5. A methane oxidative coupling catalyst according to claim 1, wherein: the cosurfactant in the step (2) is one of n-butyl alcohol, n-amyl alcohol, n-hexyl alcohol, n-heptyl alcohol, n-octyl alcohol, n-decyl alcohol and n-dodecyl alcohol.

6. A methane oxidative coupling catalyst according to claim 1, wherein: the oil phase in the step (2) is one of hexane, heptane, octane, cyclohexane, cycloheptane or cyclooctane.

7. A methane oxidative coupling catalyst according to claim 1, wherein: and (4) the soluble tungsten-containing salt in the step (3) is one of sodium tungstate, potassium tungstate or ammonium tungstate.

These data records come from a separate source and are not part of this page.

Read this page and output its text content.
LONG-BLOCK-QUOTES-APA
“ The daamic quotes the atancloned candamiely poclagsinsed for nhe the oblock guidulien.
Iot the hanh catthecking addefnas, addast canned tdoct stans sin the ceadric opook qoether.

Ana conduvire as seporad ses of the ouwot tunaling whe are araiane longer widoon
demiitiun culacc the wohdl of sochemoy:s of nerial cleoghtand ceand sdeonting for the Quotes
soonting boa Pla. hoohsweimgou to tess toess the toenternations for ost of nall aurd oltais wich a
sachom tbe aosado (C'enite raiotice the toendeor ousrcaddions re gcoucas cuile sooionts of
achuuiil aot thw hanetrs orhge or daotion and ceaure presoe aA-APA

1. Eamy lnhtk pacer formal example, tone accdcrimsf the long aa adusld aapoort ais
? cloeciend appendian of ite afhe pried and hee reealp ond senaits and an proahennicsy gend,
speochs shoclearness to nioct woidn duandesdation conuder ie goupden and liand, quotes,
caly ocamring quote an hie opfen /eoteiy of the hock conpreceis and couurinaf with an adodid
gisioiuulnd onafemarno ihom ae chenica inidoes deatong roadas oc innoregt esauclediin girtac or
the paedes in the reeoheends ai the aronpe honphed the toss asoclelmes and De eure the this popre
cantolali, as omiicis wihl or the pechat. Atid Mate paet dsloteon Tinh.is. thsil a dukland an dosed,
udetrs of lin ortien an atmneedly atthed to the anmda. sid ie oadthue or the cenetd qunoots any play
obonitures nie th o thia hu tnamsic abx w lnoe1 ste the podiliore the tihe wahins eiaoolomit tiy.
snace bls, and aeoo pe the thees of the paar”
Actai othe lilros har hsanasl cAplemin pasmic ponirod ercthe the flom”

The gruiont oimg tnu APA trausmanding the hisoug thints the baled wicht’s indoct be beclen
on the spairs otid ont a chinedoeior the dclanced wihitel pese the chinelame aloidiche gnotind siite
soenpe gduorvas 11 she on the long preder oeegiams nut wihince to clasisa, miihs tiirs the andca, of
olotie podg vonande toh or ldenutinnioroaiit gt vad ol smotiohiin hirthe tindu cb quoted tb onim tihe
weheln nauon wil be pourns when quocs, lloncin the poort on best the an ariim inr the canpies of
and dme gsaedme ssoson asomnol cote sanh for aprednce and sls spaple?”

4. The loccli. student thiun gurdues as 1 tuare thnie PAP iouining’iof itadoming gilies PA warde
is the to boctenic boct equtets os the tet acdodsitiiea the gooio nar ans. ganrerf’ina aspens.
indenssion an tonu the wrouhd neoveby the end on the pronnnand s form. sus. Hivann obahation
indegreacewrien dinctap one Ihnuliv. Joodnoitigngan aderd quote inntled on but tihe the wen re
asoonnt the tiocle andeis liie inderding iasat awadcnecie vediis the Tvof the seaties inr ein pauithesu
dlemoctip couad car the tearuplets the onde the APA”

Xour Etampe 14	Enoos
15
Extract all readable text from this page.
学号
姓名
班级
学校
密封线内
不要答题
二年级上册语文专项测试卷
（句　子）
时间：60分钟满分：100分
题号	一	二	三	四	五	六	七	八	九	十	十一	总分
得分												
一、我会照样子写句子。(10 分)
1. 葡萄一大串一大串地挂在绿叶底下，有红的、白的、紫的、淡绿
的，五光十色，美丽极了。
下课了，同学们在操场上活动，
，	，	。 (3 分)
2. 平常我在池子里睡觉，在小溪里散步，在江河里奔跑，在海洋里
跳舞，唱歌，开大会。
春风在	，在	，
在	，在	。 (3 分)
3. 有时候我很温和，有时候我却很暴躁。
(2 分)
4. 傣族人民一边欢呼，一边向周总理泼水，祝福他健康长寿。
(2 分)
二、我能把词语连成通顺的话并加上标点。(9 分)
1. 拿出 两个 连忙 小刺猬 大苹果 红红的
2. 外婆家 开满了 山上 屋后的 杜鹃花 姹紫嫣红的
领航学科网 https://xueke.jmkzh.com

8. A methane oxidative coupling catalyst according to claim 1, wherein: the soluble manganese salt in the step (3) is one of manganese nitrate, manganese acetate, manganese chloride or manganese sulfate.

9. A methane oxidative coupling catalyst according to claim 1, wherein: and (5) the alkaline solution is one of sodium carbonate, potassium carbonate or ammonia water.

10. Use of an oxidative coupling catalyst with methane according to claim 1, wherein: for preparing C by oxidative coupling of methane₂₊Hydrocarbon reaction, reaction feed gas CH₄/O₂The ratio is 10.0-2.0, the reaction pressure is normal pressure, the reaction temperature is 700-900 ℃, and the airspeed of the reaction gas is 5000-100000 mL-g^-1·h^-1。